In den letzten Jahrzehnten war die Immunologie eines der spannendsten – und erfolgreichsten – Gebiete der biomedizinischen Forschung. In den letzten dreißig Jahren haben Immunologen ein detailliertes Verständnis des einzigartigen Erkennungsmechanismus des Immunsystems und der zellulären und chemischen Mittel erworben, die verwendet werden, um eindringende Organismen zu zerstören oder zu neutralisieren. Dieses Verständnis wurde im Sinne der klonalen Selektionstheorie formuliert, der vorherrschenden Erklärung des Immunverhaltens. Diese Geschichte ist das Thema von Die Generation der Vielfalt.

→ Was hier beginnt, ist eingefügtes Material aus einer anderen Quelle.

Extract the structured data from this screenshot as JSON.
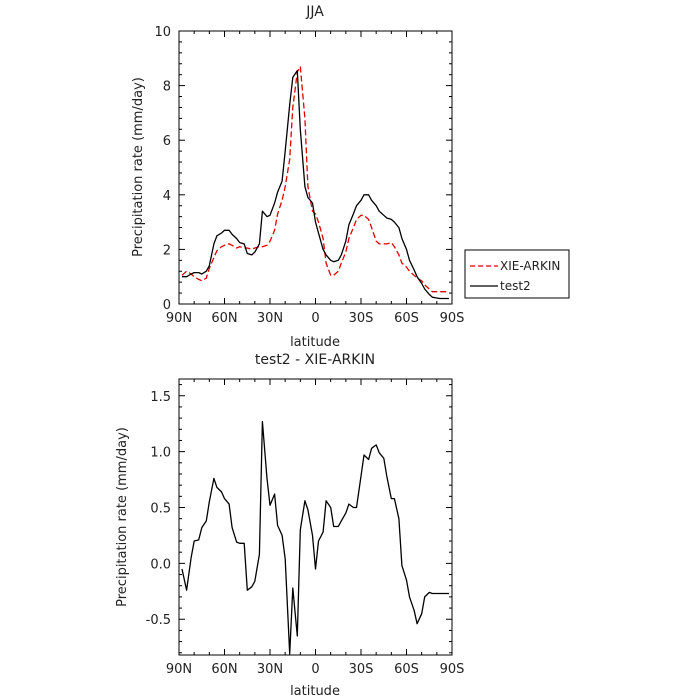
{
  "chart_data": [
    {
      "type": "line",
      "title": "JJA",
      "xlabel": "latitude",
      "ylabel": "Precipitation rate (mm/day)",
      "ylim": [
        0,
        10
      ],
      "yticks": [
        0,
        2,
        4,
        6,
        8,
        10
      ],
      "xlim": [
        90,
        -90
      ],
      "xticks": [
        90,
        60,
        30,
        0,
        -30,
        -60,
        -90
      ],
      "xtick_labels": [
        "90N",
        "60N",
        "30N",
        "0",
        "30S",
        "60S",
        "90S"
      ],
      "legend": "outside-right",
      "series": [
        {
          "name": "XIE-ARKIN",
          "color": "#e00000",
          "dash": true,
          "x": [
            88,
            85,
            82,
            80,
            77,
            75,
            72,
            70,
            67,
            65,
            62,
            60,
            57,
            55,
            52,
            50,
            47,
            45,
            42,
            40,
            37,
            35,
            32,
            30,
            27,
            25,
            22,
            20,
            17,
            15,
            12,
            10,
            7,
            5,
            2,
            0,
            -2,
            -5,
            -7,
            -10,
            -12,
            -15,
            -17,
            -20,
            -22,
            -25,
            -27,
            -30,
            -32,
            -35,
            -37,
            -40,
            -42,
            -45,
            -47,
            -50,
            -52,
            -55,
            -57,
            -60,
            -62,
            -65,
            -67,
            -70,
            -72,
            -75,
            -77,
            -80,
            -82,
            -85,
            -88
          ],
          "values": [
            1.05,
            1.2,
            1.1,
            1.0,
            0.9,
            0.85,
            0.95,
            1.3,
            1.7,
            1.95,
            2.1,
            2.15,
            2.2,
            2.15,
            2.05,
            2.1,
            2.05,
            2.05,
            2.0,
            2.05,
            2.1,
            2.1,
            2.15,
            2.3,
            2.7,
            3.3,
            3.8,
            4.3,
            5.3,
            7.2,
            8.5,
            8.7,
            6.8,
            4.3,
            3.4,
            3.3,
            3.0,
            2.4,
            1.5,
            1.05,
            1.05,
            1.2,
            1.5,
            1.9,
            2.4,
            2.8,
            3.1,
            3.25,
            3.25,
            3.1,
            2.8,
            2.3,
            2.2,
            2.2,
            2.2,
            2.25,
            2.1,
            1.8,
            1.5,
            1.35,
            1.2,
            1.05,
            0.95,
            0.85,
            0.7,
            0.55,
            0.45,
            0.45,
            0.45,
            0.45,
            0.45
          ]
        },
        {
          "name": "test2",
          "color": "#000000",
          "dash": false,
          "x": [
            88,
            85,
            82,
            80,
            77,
            75,
            72,
            70,
            67,
            65,
            62,
            60,
            57,
            55,
            52,
            50,
            47,
            45,
            42,
            40,
            37,
            35,
            32,
            30,
            27,
            25,
            22,
            20,
            17,
            15,
            12,
            10,
            7,
            5,
            2,
            0,
            -2,
            -5,
            -7,
            -10,
            -12,
            -15,
            -17,
            -20,
            -22,
            -25,
            -27,
            -30,
            -32,
            -35,
            -37,
            -40,
            -42,
            -45,
            -47,
            -50,
            -52,
            -55,
            -57,
            -60,
            -62,
            -65,
            -67,
            -70,
            -72,
            -75,
            -77,
            -80,
            -82,
            -85,
            -88
          ],
          "values": [
            1.0,
            1.0,
            1.1,
            1.15,
            1.15,
            1.1,
            1.2,
            1.4,
            2.2,
            2.5,
            2.6,
            2.7,
            2.7,
            2.55,
            2.4,
            2.25,
            2.2,
            1.85,
            1.8,
            1.9,
            2.2,
            3.4,
            3.2,
            3.25,
            3.7,
            4.1,
            4.5,
            5.6,
            7.3,
            8.3,
            8.55,
            6.4,
            4.3,
            3.9,
            3.7,
            3.0,
            2.6,
            2.0,
            1.8,
            1.6,
            1.55,
            1.6,
            1.8,
            2.3,
            2.9,
            3.3,
            3.6,
            3.8,
            4.0,
            4.0,
            3.8,
            3.6,
            3.4,
            3.25,
            3.15,
            3.1,
            3.0,
            2.8,
            2.4,
            2.0,
            1.6,
            1.25,
            1.0,
            0.75,
            0.55,
            0.35,
            0.25,
            0.22,
            0.2,
            0.2,
            0.2
          ]
        }
      ]
    },
    {
      "type": "line",
      "title": "test2 - XIE-ARKIN",
      "xlabel": "latitude",
      "ylabel": "Precipitation rate (mm/day)",
      "ylim": [
        -0.82,
        1.65
      ],
      "yticks": [
        -0.5,
        0.0,
        0.5,
        1.0,
        1.5
      ],
      "ytick_labels": [
        "-0.5",
        "0.0",
        "0.5",
        "1.0",
        "1.5"
      ],
      "xlim": [
        90,
        -90
      ],
      "xticks": [
        90,
        60,
        30,
        0,
        -30,
        -60,
        -90
      ],
      "xtick_labels": [
        "90N",
        "60N",
        "30N",
        "0",
        "30S",
        "60S",
        "90S"
      ],
      "series": [
        {
          "name": "test2 - XIE-ARKIN",
          "color": "#000000",
          "dash": false,
          "x": [
            88,
            85,
            82,
            80,
            77,
            75,
            72,
            70,
            67,
            65,
            62,
            60,
            57,
            55,
            52,
            50,
            47,
            45,
            42,
            40,
            37,
            35,
            32,
            30,
            27,
            25,
            22,
            20,
            17,
            15,
            12,
            10,
            7,
            5,
            2,
            0,
            -2,
            -5,
            -7,
            -10,
            -12,
            -15,
            -17,
            -20,
            -22,
            -25,
            -27,
            -30,
            -32,
            -35,
            -37,
            -40,
            -42,
            -45,
            -47,
            -50,
            -52,
            -55,
            -57,
            -60,
            -62,
            -65,
            -67,
            -70,
            -72,
            -75,
            -77,
            -80,
            -82,
            -85,
            -88
          ],
          "values": [
            -0.05,
            -0.24,
            0.05,
            0.2,
            0.21,
            0.32,
            0.38,
            0.55,
            0.76,
            0.68,
            0.64,
            0.58,
            0.53,
            0.32,
            0.19,
            0.18,
            0.18,
            -0.24,
            -0.21,
            -0.16,
            0.08,
            1.27,
            0.76,
            0.52,
            0.62,
            0.34,
            0.25,
            0.04,
            -0.81,
            -0.22,
            -0.65,
            0.3,
            0.56,
            0.48,
            0.25,
            -0.05,
            0.2,
            0.28,
            0.56,
            0.5,
            0.33,
            0.33,
            0.38,
            0.45,
            0.53,
            0.5,
            0.5,
            0.78,
            0.97,
            0.93,
            1.03,
            1.06,
            0.99,
            0.94,
            0.78,
            0.58,
            0.58,
            0.4,
            -0.02,
            -0.15,
            -0.3,
            -0.42,
            -0.54,
            -0.45,
            -0.3,
            -0.26,
            -0.27,
            -0.27,
            -0.27,
            -0.27,
            -0.27
          ]
        }
      ]
    }
  ]
}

Ein großes Problem für Immunologen bestand seit langem darin, herauszufinden, wie Zellen des Immunsystems Millionen verschiedener Antikörper produzieren können – und diese nach Bedarf produzieren. Die Theorie der klonalen Selektion erklärt, dass Zellen mit genetischen Anweisungen zur Produktion jedes Antikörpers in geringer Zahl im Körper existieren, bis die Exposition gegenüber dem richtigen Molekül – dem Antigen – das selektive Klonen auslöst, das genau die benötigte Zelle reproduziert. Aber wie kann man aus solch begrenztem genetischem Material so viele verschiedene Antikörper-produzierende Zellen erzeugen? Die Lösung dieser Frage ergab sich aus neuen Anwendungen der Molekularbiologie, und wie die Autoren argumentieren, veränderten die Auswirkungen der neuen Techniken sowohl die Methoden als auch die Konzepte der Immunologie.

Die Generation der Vielfalt ist eine Geistesgeschichte des großen theoretischen Problems der Immunologie und seiner Lösung in der Zeit nach dem Zweiten Weltkrieg. Es wird Immunologen einen wesentlichen Hintergrund zum Verständnis der konzeptionellen Konflikte liefern, die heute auf diesem Gebiet auftreten.


Die Erzeugung von Antikörperdiversität in der Schildkröte

Die Ab-Reaktion bei Reptilien wurde auf Proteinebene untersucht, und bei Schildkröten ähneln einige Aspekte denen kaltblütiger Wirbeltiere anderer Klassen. Die genetischen Grundlagen für diese Merkmale sind nicht klar. Die vorliegende Studie ist die erste über die IgH-Organisation und -Komplexität eines Reptilien-Ig-Gensystems. Der Ansatz zum Klonen von Schildkröten-(Pseudemys scripta)-Sequenzen basiert vollständig auf PCR, und seine Wirksamkeit wird durch das Erhalten umfassender Informationen über ein bisher unerforschtes Ig-Gensystem demonstriert. Eine Reihe von genomischen VH-Sequenzen, die möglicherweise vier Familien repräsentieren, wurden isoliert, ebenso wie ein genomischer C mu 4 -Klon. Diese als Sonden verwendeten Sequenzen lieferten den Beweis, dass es in der Schildkröte einen einzelnen IgH-Locus mit mehreren VH-Genen und einem C-mu-Gen gibt. Bei Northern-Hybridisierungen wies die C mu 4 -Sonde zwei Transkripte der vier VH-Gruppen nach, nur eine wurde exprimiert und mehrere Banden zeigten die Anwesenheit von mindestens zwei Nicht-mu-Transkripten an. Unter Verwendung von reverser Transkriptions-PCR an Milz- oder Leber-RNA wurde eine IgM-Schwerkettensequenz erhalten, ebenso wie eine Reihe von VDJ-Umlagerungen. Unter 32 einzigartigen VDJ-Rearrangements von einem Tier gab es 22 Sequenzvarianten an Gerüst 4, was entweder auf eine sehr große Anzahl von J-Segmenten oder eine somatische Modifikation in der variablen Region hindeutet. Die letztere Interpretation wird durch Punktmutationen unterstützt, die in Rahmen 3 und CDR3 gefunden wurden. Die Anzahl der Änderungen ist deutlich höher als die abgeleitete Taq-Fehleinbaurate (0,05 %).